Violazioni in spiaggia e in mare, multe salate per villaggi e pescatori

I finanzieri della sezione operativa navale della guardia di finanza di Otranto hanno sanzionato anche imbarcazioni. I controlli si sono svolti da Santa Maria di Leuca fino alle marine di Lecce, passando da quelle di Melendugno

LECCE - I finanzieri della sezione operativa navale della guardia di finanza di Otranto, impiegando anche il guardacoste d’altura G.129 "Finanziere Sottile" del nucleo di manovra, durante controlli in mare e lungo il litorale avvenuti negli ultimi giorni, hanno riscontrato diverse violazioni e spiccato multe per oltre 10mila euro. Si tratta di sanzioni di vario tipo per infrazioni al codice della navigazione, ma anche per la trasgressione alla normativa sulla pesca e per l’inosservanza dell’ordinanza balneare 2013 e di norme sui beni pubblici. I controlli si sono svolti in un raggio piuttosto esteso, da Leuca fino alle marine di Lecce.

E proprio nei pressi del porto di Santa Maria di Leuca, le sanzioni hanno riguardato i conducenti di due imbarcazioni da diporto e il comandante di un motopeschereccio, sorpresi a navigare senza i documenti obbligatori a bordo.

A Casalabate e a Castro multe per due pescatori che stavano esercitando la pesca sportiva con attrezzi non consentiti. Sequestrati quattro parangali con 2mila e 300 ami in tutto ed il pescato. Le sanzioni vanno, in questi casi, da mille a 3mila euro. A Frigole, invece, nei guai un pescatore sportivo. Stava pescando di notte con apparecchiature di respirazione. A Sant’Andrea, i finanzieri hanno colto un altro pescatore sportivo mentre catturava ricci di mare in periodo di fermo biologico. I ricci sono tornati in acqua ancora vivi, mentre in questo caso le sanzioni vanno da 2mila a 12mila euro.

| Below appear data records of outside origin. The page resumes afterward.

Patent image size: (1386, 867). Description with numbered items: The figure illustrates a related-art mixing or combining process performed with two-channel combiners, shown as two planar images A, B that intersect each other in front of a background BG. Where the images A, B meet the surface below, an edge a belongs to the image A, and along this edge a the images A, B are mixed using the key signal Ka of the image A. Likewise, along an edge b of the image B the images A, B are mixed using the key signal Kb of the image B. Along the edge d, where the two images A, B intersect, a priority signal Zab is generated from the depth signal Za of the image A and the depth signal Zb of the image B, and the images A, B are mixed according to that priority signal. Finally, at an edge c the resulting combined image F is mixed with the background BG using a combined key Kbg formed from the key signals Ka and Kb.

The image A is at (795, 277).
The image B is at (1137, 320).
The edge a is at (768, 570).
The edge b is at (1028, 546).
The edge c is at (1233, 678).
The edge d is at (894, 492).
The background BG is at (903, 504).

A Torre dell’Orso, il titolare di una ditta individuale che opera nella movimentazione terra è stato sorpreso a spandere la sabbia sull’arenile in concessione ad un lido, violando l’ordinanza balneare 2013. Al responsabile è stata applicata una sanzione variabile mille e 32 a 3mila e 98 euro. La stessa sanzione è stata comminata al concessionario del lido. In località Alimini, infine, il responsabile di un villaggio ha ricevuto una multa da mille a 3mila euro per inosservanza delle disposizioni sui beni pubblici.

image ricci-2Durante alcuni normali controlli sul territorio, poi, questa mattina, gli uomini della guardia costiera di Gallipoli hanno sorpreso un pescatore sportivo che deteneva circa mille e 500 esemplari di ricci di mare. Ovviamente, un numero decisamente spropositato, rispetto a quanto stabilito dalle normative. Per lui è scattata una multa di 4mila euro. Tutti gli echinodermi sono stati sequestrati e poi gettati in mare. Erano ancora in stato vitale. Da ricordare sempre che ai pescatori sportivi è consentita la cattura di un massimo di cinquanta esemplari.